1. You get the most comprehensive real-time bond pricing and trade data on the Web. 2. You can search and screen a bond by criteria you select—such as maturity date, rating, most recent trades, CUSIP and industry category.

 3. You can compare the pricing and bond information you find here with information you receive from your broker.

4. You can create and track a bond portfolio to evaluate performance.

5. You can familiarize yourself with bond pricing and terminology so that you are better prepared to talk about bonds with a securities industry professional.

 

FINRA-Bloomberg Corporate Bond Indices

 

The Bonds area also features two valuable corporate bond indices—the FINRA-Bloomberg Active Investment Grade US Corporate Bond Index and the FINRA-Bloomberg Active High Yield US Corporate Bond Index. These are powerful tools that investors can use on a daily basis to gauge overall market direction and to measure the performance of their corporate bond holdings against the broader market. The indices’ underlying transaction information is derived from data submitted to FINRA’s Trade Reporting and Compliance Engine (TRACE).
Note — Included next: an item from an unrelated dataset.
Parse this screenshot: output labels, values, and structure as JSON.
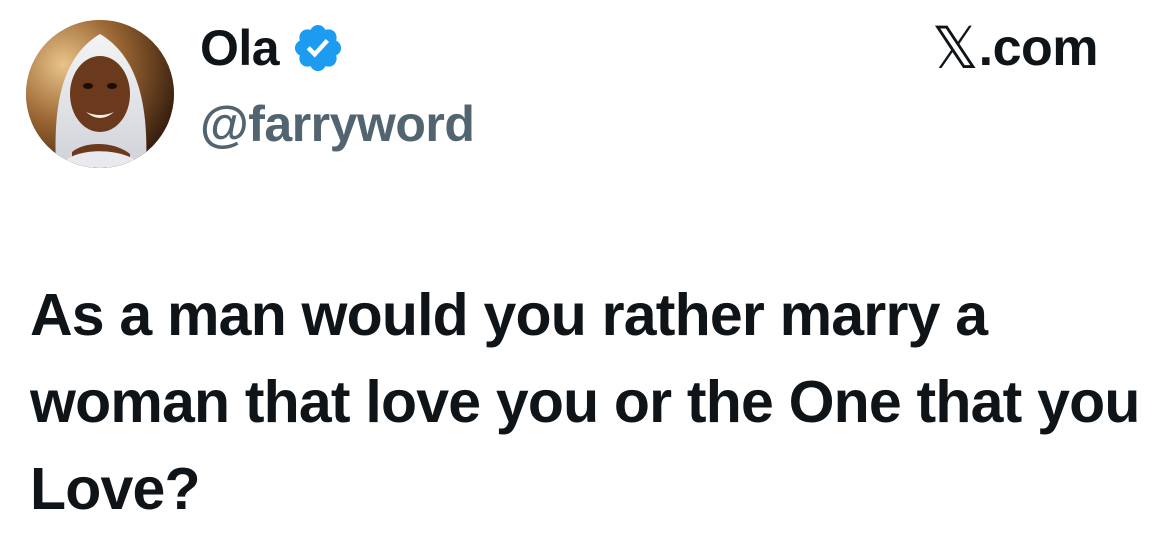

As such, it is comprised of 100 percent of over-the-counter transaction activity in the index components.

 

Bonds and Taxes

 

As with buying and selling stocks, there are tax consequences associated with buying and selling bonds.

 

 Interest Income

 

Whether or not you will need to pay taxes on a bond’s interest income (coupons) or a bond fund’s dividends depends on the entity that issued the bond.

 

  • Corporate and Mortgaged-Backed Bonds—The interest you get from corporate and mortgage backed bonds typically is subject to federal and state income tax.
  • Treasuries and Other Federal Government Bonds—The interest you earn on Treasuries and agency bonds backed by the “full faith and credit” of the U.S. government is subject to federal income tax, but not state income tax. This does not include bonds in which the U.S. government only provides a guarantee such as with Ginnie Maes.
  • Municipal Bonds—Municipal bonds are generally exempt from federal income tax. If the municipal bond was issued by your state or local government, the interest on the bond is usually exempt from state and local taxes, as well. However, if the bond was issued by a state or local government outside of the state in which you reside, the interest from the bond is usually subject to state income tax. Bonds issued by a U.S. Territory, such as Puerto Rico or Guam, however, are exempt from federal, state and local taxes in all 50 states.

 

Gains

 

When you purchase an individual bond at face value and hold it to maturity, there is no capital gain to be taxed. Of course, if you sell the bond for a profit before it matures, you’ll likely generate a taxable gain, even if it’s a tax-exempt bond. If you owned the bond for more than a year, your gain is taxed at the long-term capital gain rate. If you owned the bond for one year or less, you are taxed at the short-term rate.

 

With a bond fund, you are unlikely to sell at the exact share price at which you bought, which means you incur a capital gain or loss. In addition, mutual fund managers buy and sell securities all year long, incurring capital gains and losses. If the gains are more than the losses, shareholders will receive a capital gain disbursement at the end of the year.

 

Remember—the tax rules that apply to bonds are complicated. Before investing, you may want to check with your tax advisor about the tax consequences of investing in individual bonds or bond funds.